As for respecting indigenous cultures, there’s much progress to be made. President Trump continues to call Massachusetts Sen. Elizabeth Warren “Pocahontas” for her claims to Cherokee ancestry. He even said it while meeting with World War II Navajo Code Talkers in November 2017.

“And I just want to thank you because you’re very, very special people. You were here long before any of us were here. Although we have a representative in Congress who they say was here a long time ago. They call her ‘Pocahontas.’ But you know what? I like you. Because you are special," Trump said.

While Warren has apologized for her DNA test, Francisco said the political climate that allows Trump to mock Native Americans is disgraceful.
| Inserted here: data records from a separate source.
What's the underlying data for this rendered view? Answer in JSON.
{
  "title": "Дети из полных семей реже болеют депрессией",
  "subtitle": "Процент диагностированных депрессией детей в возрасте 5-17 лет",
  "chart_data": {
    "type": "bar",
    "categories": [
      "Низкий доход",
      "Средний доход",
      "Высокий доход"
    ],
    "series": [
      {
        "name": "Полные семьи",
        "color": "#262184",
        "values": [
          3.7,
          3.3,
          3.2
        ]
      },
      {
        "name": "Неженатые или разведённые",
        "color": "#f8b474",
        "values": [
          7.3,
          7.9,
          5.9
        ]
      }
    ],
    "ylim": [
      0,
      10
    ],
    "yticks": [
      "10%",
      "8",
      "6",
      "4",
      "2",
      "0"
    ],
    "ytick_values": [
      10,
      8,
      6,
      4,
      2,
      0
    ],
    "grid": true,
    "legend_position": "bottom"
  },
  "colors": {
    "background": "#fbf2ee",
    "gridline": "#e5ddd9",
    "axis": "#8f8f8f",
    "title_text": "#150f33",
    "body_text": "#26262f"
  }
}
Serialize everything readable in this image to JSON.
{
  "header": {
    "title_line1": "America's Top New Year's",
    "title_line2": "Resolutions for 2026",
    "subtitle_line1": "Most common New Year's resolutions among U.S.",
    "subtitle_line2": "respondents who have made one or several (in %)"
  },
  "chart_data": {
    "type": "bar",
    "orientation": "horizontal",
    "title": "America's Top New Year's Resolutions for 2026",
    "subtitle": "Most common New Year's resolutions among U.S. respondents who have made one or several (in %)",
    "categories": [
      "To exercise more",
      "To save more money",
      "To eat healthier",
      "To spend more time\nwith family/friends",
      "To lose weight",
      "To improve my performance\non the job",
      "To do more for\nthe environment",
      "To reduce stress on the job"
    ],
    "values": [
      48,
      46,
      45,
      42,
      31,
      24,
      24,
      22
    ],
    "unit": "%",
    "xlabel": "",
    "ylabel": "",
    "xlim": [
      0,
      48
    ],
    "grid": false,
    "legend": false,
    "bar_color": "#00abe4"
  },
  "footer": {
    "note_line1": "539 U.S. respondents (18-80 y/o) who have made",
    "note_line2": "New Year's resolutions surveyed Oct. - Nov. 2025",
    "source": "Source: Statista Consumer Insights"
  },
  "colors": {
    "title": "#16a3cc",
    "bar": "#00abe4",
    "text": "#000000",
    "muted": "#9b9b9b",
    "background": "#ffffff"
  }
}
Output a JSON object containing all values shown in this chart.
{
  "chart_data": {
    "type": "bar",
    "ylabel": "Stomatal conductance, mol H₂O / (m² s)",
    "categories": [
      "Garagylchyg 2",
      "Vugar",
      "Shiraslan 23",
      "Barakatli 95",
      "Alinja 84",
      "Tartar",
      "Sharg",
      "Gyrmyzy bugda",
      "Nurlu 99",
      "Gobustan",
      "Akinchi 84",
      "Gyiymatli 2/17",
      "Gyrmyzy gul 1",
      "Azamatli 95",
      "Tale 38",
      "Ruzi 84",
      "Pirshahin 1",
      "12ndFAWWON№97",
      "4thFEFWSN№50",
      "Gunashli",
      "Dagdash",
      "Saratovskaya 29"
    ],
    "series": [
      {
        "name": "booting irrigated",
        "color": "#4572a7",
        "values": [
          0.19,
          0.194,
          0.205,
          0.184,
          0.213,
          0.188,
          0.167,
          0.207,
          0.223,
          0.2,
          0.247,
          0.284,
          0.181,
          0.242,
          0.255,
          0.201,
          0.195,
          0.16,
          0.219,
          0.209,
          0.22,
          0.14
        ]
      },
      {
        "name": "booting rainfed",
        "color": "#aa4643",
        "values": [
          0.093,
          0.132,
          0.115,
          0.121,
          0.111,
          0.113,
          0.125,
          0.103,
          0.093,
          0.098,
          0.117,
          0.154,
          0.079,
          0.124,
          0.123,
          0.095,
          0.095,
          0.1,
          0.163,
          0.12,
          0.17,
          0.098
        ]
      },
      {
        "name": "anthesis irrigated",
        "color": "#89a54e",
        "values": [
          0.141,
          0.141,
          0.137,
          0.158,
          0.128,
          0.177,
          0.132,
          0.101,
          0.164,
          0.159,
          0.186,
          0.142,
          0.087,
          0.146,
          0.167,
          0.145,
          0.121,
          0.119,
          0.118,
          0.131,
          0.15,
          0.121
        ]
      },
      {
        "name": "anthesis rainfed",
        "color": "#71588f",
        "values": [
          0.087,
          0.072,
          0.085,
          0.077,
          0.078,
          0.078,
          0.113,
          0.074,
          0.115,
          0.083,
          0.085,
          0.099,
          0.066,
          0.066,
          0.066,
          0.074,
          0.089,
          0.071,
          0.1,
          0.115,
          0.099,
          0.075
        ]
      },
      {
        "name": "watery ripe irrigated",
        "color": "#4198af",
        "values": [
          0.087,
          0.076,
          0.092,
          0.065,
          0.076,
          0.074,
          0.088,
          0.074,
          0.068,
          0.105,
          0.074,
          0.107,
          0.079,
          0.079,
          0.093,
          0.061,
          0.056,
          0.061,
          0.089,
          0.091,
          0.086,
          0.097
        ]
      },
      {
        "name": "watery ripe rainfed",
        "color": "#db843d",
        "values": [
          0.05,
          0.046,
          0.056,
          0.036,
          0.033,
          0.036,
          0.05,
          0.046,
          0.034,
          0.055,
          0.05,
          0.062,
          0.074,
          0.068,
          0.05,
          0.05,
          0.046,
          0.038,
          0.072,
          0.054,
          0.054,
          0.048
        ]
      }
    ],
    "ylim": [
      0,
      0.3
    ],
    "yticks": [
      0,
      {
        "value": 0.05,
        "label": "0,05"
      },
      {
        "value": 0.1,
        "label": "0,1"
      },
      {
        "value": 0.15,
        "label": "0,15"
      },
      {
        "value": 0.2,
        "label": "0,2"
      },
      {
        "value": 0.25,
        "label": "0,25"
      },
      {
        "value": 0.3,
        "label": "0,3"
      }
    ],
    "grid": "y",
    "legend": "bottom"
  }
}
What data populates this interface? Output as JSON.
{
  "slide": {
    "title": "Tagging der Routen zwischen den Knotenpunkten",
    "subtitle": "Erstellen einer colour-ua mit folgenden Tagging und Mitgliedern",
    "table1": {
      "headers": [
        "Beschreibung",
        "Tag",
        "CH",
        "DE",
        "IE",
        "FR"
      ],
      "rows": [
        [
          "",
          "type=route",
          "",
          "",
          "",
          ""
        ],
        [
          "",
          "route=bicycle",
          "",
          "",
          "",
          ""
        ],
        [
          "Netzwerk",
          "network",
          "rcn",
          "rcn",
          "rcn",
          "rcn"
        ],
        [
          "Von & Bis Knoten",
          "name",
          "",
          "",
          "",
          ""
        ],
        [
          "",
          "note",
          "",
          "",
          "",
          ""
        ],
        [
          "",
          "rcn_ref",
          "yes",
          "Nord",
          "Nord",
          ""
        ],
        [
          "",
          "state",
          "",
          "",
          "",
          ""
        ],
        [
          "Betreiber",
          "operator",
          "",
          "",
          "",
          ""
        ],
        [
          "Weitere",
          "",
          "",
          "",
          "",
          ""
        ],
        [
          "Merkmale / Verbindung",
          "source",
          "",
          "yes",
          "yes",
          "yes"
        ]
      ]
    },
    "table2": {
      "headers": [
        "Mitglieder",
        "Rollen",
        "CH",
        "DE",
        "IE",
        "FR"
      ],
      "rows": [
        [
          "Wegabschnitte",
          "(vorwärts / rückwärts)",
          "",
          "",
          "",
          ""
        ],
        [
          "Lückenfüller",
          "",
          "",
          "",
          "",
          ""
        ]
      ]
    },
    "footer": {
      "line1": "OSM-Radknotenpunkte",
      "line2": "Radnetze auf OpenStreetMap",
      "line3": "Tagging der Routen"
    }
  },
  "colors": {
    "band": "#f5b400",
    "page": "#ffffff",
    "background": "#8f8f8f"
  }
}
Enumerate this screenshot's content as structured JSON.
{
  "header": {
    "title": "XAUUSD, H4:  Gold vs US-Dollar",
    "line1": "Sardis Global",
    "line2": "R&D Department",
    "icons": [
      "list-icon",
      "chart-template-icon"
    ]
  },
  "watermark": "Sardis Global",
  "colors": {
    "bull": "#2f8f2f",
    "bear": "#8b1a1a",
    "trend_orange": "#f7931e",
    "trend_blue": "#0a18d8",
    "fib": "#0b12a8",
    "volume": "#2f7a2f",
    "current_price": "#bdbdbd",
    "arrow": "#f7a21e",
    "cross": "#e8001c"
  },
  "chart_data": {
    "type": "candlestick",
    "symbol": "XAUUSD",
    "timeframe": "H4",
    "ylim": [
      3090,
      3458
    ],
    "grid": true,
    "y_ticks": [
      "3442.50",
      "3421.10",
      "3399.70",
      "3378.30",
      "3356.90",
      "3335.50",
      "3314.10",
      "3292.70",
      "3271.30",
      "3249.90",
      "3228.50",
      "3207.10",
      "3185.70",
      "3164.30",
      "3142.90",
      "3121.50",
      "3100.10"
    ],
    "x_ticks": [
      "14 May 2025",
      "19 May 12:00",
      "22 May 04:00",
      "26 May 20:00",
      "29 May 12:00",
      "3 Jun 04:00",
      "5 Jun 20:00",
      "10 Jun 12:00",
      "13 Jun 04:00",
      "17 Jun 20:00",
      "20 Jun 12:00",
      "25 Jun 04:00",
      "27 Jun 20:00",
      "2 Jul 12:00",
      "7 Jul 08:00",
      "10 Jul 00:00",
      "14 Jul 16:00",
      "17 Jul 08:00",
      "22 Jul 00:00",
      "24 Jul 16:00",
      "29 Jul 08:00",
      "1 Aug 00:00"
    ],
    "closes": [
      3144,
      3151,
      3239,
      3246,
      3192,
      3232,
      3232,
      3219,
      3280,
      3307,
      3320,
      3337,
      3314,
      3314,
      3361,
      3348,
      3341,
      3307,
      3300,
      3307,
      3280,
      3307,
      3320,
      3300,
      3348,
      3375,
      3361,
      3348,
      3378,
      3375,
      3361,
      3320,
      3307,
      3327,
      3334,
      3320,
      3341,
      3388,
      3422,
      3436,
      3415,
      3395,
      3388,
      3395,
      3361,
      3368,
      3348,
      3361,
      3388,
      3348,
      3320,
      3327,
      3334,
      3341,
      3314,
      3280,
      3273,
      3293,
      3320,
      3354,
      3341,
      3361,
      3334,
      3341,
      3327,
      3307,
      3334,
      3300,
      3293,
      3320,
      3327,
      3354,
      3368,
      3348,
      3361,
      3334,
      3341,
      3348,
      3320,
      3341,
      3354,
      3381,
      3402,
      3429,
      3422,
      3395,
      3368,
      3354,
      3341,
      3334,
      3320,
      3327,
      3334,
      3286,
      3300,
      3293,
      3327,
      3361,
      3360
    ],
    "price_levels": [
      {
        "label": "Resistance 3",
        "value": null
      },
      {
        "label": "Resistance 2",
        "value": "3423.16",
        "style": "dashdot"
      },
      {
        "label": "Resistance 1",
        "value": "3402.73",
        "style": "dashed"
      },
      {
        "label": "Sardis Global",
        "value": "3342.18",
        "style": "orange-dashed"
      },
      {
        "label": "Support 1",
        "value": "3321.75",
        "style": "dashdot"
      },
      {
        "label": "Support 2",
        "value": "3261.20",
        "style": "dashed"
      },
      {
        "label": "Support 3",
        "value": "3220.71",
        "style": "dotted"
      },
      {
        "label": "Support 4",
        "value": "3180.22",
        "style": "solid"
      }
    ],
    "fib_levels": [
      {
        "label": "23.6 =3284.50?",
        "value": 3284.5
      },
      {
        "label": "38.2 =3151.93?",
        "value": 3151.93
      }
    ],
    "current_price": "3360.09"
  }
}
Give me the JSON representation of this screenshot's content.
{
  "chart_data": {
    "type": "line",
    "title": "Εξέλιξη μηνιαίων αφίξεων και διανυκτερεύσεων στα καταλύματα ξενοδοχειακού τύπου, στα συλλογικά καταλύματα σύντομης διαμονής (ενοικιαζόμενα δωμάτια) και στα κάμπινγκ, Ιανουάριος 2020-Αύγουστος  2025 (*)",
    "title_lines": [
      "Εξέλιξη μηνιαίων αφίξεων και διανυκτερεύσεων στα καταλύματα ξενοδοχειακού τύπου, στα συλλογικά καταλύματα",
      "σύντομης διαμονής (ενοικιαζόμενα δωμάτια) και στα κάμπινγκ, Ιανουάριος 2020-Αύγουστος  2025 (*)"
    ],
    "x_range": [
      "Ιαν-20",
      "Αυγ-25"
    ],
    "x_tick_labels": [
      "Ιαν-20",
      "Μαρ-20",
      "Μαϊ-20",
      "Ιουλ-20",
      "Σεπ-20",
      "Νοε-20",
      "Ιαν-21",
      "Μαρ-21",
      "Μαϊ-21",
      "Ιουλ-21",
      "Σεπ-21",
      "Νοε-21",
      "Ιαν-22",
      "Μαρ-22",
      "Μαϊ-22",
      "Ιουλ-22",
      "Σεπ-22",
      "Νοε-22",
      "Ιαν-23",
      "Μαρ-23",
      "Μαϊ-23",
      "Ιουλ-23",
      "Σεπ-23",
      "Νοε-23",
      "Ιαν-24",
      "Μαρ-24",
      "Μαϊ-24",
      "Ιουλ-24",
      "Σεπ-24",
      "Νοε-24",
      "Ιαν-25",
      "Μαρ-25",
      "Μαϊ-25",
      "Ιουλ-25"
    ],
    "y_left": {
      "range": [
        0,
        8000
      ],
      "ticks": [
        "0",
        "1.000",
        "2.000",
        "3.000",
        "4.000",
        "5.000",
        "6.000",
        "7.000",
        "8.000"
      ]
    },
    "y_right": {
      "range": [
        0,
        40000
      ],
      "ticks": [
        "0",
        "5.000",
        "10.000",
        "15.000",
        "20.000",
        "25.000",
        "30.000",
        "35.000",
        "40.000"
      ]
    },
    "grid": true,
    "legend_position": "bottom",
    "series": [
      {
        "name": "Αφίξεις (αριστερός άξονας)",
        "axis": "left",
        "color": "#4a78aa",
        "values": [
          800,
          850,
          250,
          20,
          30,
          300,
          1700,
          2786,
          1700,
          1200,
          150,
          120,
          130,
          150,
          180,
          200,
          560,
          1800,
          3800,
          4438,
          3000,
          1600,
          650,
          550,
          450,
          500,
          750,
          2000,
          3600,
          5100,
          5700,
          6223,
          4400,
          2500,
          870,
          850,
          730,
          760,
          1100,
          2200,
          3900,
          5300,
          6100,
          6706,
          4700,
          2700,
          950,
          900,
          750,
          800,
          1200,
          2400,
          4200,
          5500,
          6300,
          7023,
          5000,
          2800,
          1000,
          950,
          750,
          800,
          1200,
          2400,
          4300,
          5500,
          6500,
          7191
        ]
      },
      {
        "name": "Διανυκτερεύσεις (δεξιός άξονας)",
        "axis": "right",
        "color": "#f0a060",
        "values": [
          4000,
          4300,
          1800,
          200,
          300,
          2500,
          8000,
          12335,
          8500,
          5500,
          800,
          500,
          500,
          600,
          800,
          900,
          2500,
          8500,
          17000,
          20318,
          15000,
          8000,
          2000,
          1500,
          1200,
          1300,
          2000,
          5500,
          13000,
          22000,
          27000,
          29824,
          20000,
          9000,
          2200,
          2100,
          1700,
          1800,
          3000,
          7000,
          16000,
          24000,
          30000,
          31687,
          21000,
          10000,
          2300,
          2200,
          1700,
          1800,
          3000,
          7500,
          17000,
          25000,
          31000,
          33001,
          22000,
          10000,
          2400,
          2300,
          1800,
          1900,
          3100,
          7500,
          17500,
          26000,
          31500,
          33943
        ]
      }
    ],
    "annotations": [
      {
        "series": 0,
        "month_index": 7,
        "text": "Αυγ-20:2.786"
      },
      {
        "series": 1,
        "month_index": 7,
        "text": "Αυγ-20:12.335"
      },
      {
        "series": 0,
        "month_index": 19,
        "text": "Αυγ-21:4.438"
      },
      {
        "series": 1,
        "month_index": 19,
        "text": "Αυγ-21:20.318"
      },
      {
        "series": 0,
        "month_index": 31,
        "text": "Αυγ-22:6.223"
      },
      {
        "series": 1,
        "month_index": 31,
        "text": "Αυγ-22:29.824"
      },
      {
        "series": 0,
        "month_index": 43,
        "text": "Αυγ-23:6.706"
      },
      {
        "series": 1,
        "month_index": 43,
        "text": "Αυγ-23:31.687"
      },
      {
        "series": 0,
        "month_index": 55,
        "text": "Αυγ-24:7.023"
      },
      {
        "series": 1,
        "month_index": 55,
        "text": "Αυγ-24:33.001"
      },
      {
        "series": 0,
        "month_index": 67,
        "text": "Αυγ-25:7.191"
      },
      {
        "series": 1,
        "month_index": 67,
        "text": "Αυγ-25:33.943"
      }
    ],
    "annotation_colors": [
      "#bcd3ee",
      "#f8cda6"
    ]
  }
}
“It doesn’t matter whether you’re Republican, Democrat or Independent. That rhetoric is absolutely abhorrent," Francisco said. "We have to remember, like I mentioned, the land that we’re on is indigenous land. We have to remember that our history was stemmed from Native American history. And when Donald Trump... mocks the Battle of Wounded Knee I believe, the massacre that happened, that is absolutely abhorrent and it’s absolutely disgraceful and people who defend that are complacent to that.”

Regardless of events transpiring in the White House, Francisco said he aims to build local bridges while being a resilient voice for students.

ASNMSU election week continues through March 15.